Le parti confronté à l’échec des stratégies précédentes de mutation, métamorphose, transformation doit inventer une stratégie de rupture avec le capitalisme qui interpelle les communistes sur la nature des luttes de classes aujourd’hui, l’importance de l’organisation dans le monde du travail, le rapport entre engagement déterminé dans le renforcement du parti et urgence de rassemblements toujours plus larges, capables de porter des majorités populaires.

Le 36ème congrès du PCF sera-t-il capable de porter en grand cette question des relations entre militants et élus, du rapport entre court terme et long terme, gestion et rapports de forces.

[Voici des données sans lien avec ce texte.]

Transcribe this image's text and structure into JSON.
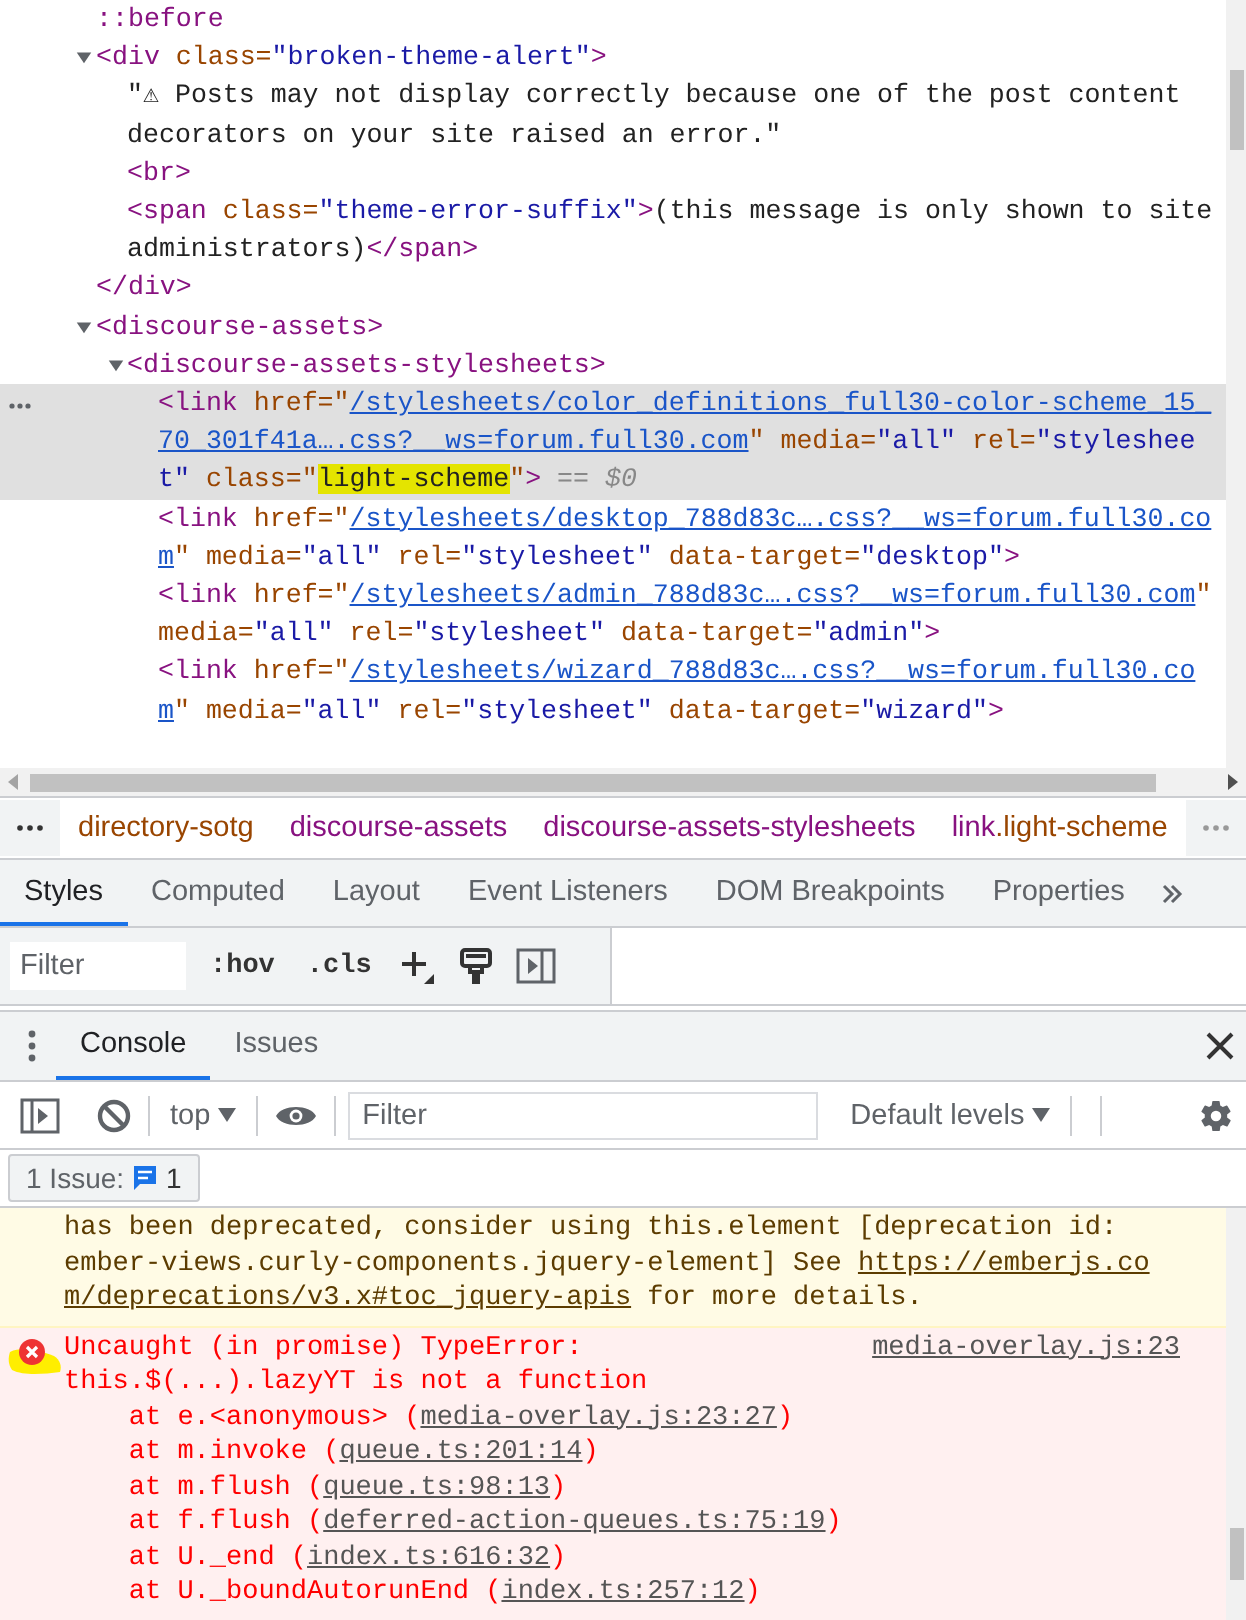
{
  "elements_tree": {
    "nodes": [
      {
        "selected": false,
        "tokens": [
          {
            "kind": "pseudo",
            "text": "::before"
          }
        ]
      },
      {
        "selected": false,
        "expanded": true,
        "tokens": [
          {
            "kind": "tag",
            "text": "<div"
          },
          {
            "kind": "attr",
            "text": " class="
          },
          {
            "kind": "value",
            "text": "\"broken-theme-alert\""
          },
          {
            "kind": "tag",
            "text": ">"
          }
        ],
        "children": [
          {
            "selected": false,
            "tokens": [
              {
                "kind": "text",
                "text": "\"⚠ Posts may not display correctly because one of the post content decorators on your site raised an error.\""
              }
            ]
          },
          {
            "selected": false,
            "tokens": [
              {
                "kind": "tag",
                "text": "<br>"
              }
            ]
          },
          {
            "selected": false,
            "tokens": [
              {
                "kind": "tag",
                "text": "<span"
              },
              {
                "kind": "attr",
                "text": " class="
              },
              {
                "kind": "value",
                "text": "\"theme-error-suffix\""
              },
              {
                "kind": "tag",
                "text": ">"
              },
              {
                "kind": "text",
                "text": "(this message is only shown to site administrators)"
              },
              {
                "kind": "tag",
                "text": "</span>"
              }
            ]
          }
        ],
        "closing": [
          {
            "kind": "tag",
            "text": "</div>"
          }
        ]
      },
      {
        "selected": false,
        "expanded": true,
        "tokens": [
          {
            "kind": "tag",
            "text": "<discourse-assets>"
          }
        ],
        "children": [
          {
            "selected": false,
            "expanded": true,
            "tokens": [
              {
                "kind": "tag",
                "text": "<discourse-assets-stylesheets>"
              }
            ],
            "children": [
              {
                "selected": true,
                "tokens": [
                  {
                    "kind": "tag",
                    "text": "<link"
                  },
                  {
                    "kind": "attr",
                    "text": " href=\""
                  },
                  {
                    "kind": "link",
                    "text": "/stylesheets/color_definitions_full30-color-scheme_15_70_301f41a….css?__ws=forum.full30.com"
                  },
                  {
                    "kind": "attr",
                    "text": "\" media="
                  },
                  {
                    "kind": "value",
                    "text": "\"all\""
                  },
                  {
                    "kind": "attr",
                    "text": " rel="
                  },
                  {
                    "kind": "value",
                    "text": "\"stylesheet\""
                  },
                  {
                    "kind": "attr",
                    "text": " class=\""
                  },
                  {
                    "kind": "highlight",
                    "text": "light-scheme"
                  },
                  {
                    "kind": "attr",
                    "text": "\""
                  },
                  {
                    "kind": "tag",
                    "text": ">"
                  },
                  {
                    "kind": "marker",
                    "text": " == $0"
                  }
                ]
              },
              {
                "selected": false,
                "tokens": [
                  {
                    "kind": "tag",
                    "text": "<link"
                  },
                  {
                    "kind": "attr",
                    "text": " href=\""
                  },
                  {
                    "kind": "link",
                    "text": "/stylesheets/desktop_788d83c….css?__ws=forum.full30.com"
                  },
                  {
                    "kind": "attr",
                    "text": "\" media="
                  },
                  {
                    "kind": "value",
                    "text": "\"all\""
                  },
                  {
                    "kind": "attr",
                    "text": " rel="
                  },
                  {
                    "kind": "value",
                    "text": "\"stylesheet\""
                  },
                  {
                    "kind": "attr",
                    "text": " data-target="
                  },
                  {
                    "kind": "value",
                    "text": "\"desktop\""
                  },
                  {
                    "kind": "tag",
                    "text": ">"
                  }
                ]
              },
              {
                "selected": false,
                "tokens": [
                  {
                    "kind": "tag",
                    "text": "<link"
                  },
                  {
                    "kind": "attr",
                    "text": " href=\""
                  },
                  {
                    "kind": "link",
                    "text": "/stylesheets/admin_788d83c….css?__ws=forum.full30.com"
                  },
                  {
                    "kind": "attr",
                    "text": "\" media="
                  },
                  {
                    "kind": "value",
                    "text": "\"all\""
                  },
                  {
                    "kind": "attr",
                    "text": " rel="
                  },
                  {
                    "kind": "value",
                    "text": "\"stylesheet\""
                  },
                  {
                    "kind": "attr",
                    "text": " data-target="
                  },
                  {
                    "kind": "value",
                    "text": "\"admin\""
                  },
                  {
                    "kind": "tag",
                    "text": ">"
                  }
                ]
              },
              {
                "selected": false,
                "tokens": [
                  {
                    "kind": "tag",
                    "text": "<link"
                  },
                  {
                    "kind": "attr",
                    "text": " href=\""
                  },
                  {
                    "kind": "link",
                    "text": "/stylesheets/wizard_788d83c….css?__ws=forum.full30.com"
                  },
                  {
                    "kind": "attr",
                    "text": "\" media="
                  },
                  {
                    "kind": "value",
                    "text": "\"all\""
                  },
                  {
                    "kind": "attr",
                    "text": " rel="
                  },
                  {
                    "kind": "value",
                    "text": "\"stylesheet\""
                  },
                  {
                    "kind": "attr",
                    "text": " data-target="
                  },
                  {
                    "kind": "value",
                    "text": "\"wizard\""
                  },
                  {
                    "kind": "tag",
                    "text": ">"
                  }
                ]
              }
            ]
          }
        ]
      }
    ]
  },
  "breadcrumbs": [
    {
      "tokens": [
        {
          "kind": "attr",
          "text": "directory-sotg"
        }
      ]
    },
    {
      "tokens": [
        {
          "kind": "tag",
          "text": "discourse-assets"
        }
      ]
    },
    {
      "tokens": [
        {
          "kind": "tag",
          "text": "discourse-assets-stylesheets"
        }
      ]
    },
    {
      "tokens": [
        {
          "kind": "tag",
          "text": "link"
        },
        {
          "kind": "attr",
          "text": ".light-scheme"
        }
      ]
    }
  ],
  "sidebar_tabs": [
    {
      "label": "Styles",
      "selected": true
    },
    {
      "label": "Computed",
      "selected": false
    },
    {
      "label": "Layout",
      "selected": false
    },
    {
      "label": "Event Listeners",
      "selected": false
    },
    {
      "label": "DOM Breakpoints",
      "selected": false
    },
    {
      "label": "Properties",
      "selected": false
    }
  ],
  "styles_toolbar": {
    "filter_placeholder": "Filter",
    "buttons": [
      ":hov",
      ".cls"
    ]
  },
  "drawer_tabs": [
    {
      "label": "Console",
      "selected": true
    },
    {
      "label": "Issues",
      "selected": false
    }
  ],
  "console_toolbar": {
    "context": "top",
    "filter_placeholder": "Filter",
    "levels": "Default levels"
  },
  "issues_button": {
    "label": "1 Issue:",
    "count": "1"
  },
  "console_messages": [
    {
      "kind": "warning",
      "tokens": [
        {
          "kind": "text",
          "text": "has been deprecated, consider using this.element [deprecation id: ember-views.curly-components.jquery-element] See "
        },
        {
          "kind": "link",
          "text": "https://emberjs.com/deprecations/v3.x#toc_jquery-apis"
        },
        {
          "kind": "text",
          "text": " for more details."
        }
      ]
    },
    {
      "kind": "error",
      "message": "Uncaught (in promise) TypeError: this.$(...).lazyYT is not a function",
      "source": "media-overlay.js:23",
      "stack": [
        {
          "before": "at e.<anonymous> (",
          "link": "media-overlay.js:23:27",
          "after": ")"
        },
        {
          "before": "at m.invoke (",
          "link": "queue.ts:201:14",
          "after": ")"
        },
        {
          "before": "at m.flush (",
          "link": "queue.ts:98:13",
          "after": ")"
        },
        {
          "before": "at f.flush (",
          "link": "deferred-action-queues.ts:75:19",
          "after": ")"
        },
        {
          "before": "at U._end (",
          "link": "index.ts:616:32",
          "after": ")"
        },
        {
          "before": "at U._boundAutorunEnd (",
          "link": "index.ts:257:12",
          "after": ")"
        }
      ]
    }
  ]
}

Il doit absolument tirer le bilan de stratégies électorales qui ont fortement affaibli l’ancrage électif du PCF. Depuis les listes uniques à gauche des régionales de 1998, en passant par les collectifs anti-libéraux et l’échec de 2007, jusqu’au Front de Gauche qui s’est traduit, indépendamment de l’analyse que chacun peut en faire en terme de voix, par la perte de la moitié des députés, après une perte équivalente de conseillers régionaux, l’existence du PCF comme force politique autonome est posée avec acuité. Son ambition politique dans les institutions, son rapport au pouvoir, aux majorités nécessaires, et plus généralement sa stratégie de rassemblement, prend donc une importance toute particulière dans la préparation de ce 36ème congrès.

Beaucoup de communistes ont interrogé la direction sur le bilan des décisions prises depuis Martigues, sur la "double peine" que représente la confusion avec le PS qui marque l’image politique du parti après les expériences de 1981 et 1997, et la confusion avec l’extrême gauche que marque souvent le discours du Front de Gauche.

La base commune préparatoire au congrès votée par le conseil national ne porte cependant ni bilan de nos stratégies électorales, ni bilan de l’état de notre organisation, ni bilan de notre activité élective dans les collectivités. Le texte proposé multiplie les effets de langage, mais ne nous aide pas à répondre aux questions posées.

Le texte "Unir les communistes...", centré sur la crise et la réponse fondamentale du socialisme, sur la nécessité d’un parti autonome, de combat, populaire et rassembleur, crée les meilleurs conditions de ce débat. Il a été écrit par des militants d’entreprises, de quartier, et des élus locaux qui ont menés campagne dans des situations politiques variées, mais toujours dans l’objectif de faire vivre et renforcer le PCF.

Beaucoup de communistes, candidats à des élections dans différentes situations politiques, comme candidat PCF, sur des listes d’union avec le PS, sur des listes de rassemblement avec ou sans accord avec le PS, sur des listes Front de Gauche ou PCF soutenu par le Front de Gauche, s’interrogent. Nous voulons que le congrès ouvre le débat dans la clarté sur nos objectifs. Nous pensons qu’une grande ambition pour les mobilisations sociales comme pour les élections est possible et doit conduire à refuser et la confusion avec le parti socialiste, et l’isolement dans la gauche de la gauche. Notre stratégie électorale ne doit pas être dépendante des alliances qui n’en sont qu’un outil, mais porter partout et d’abord notre objectif d’un rassemblement populaire majoritaire.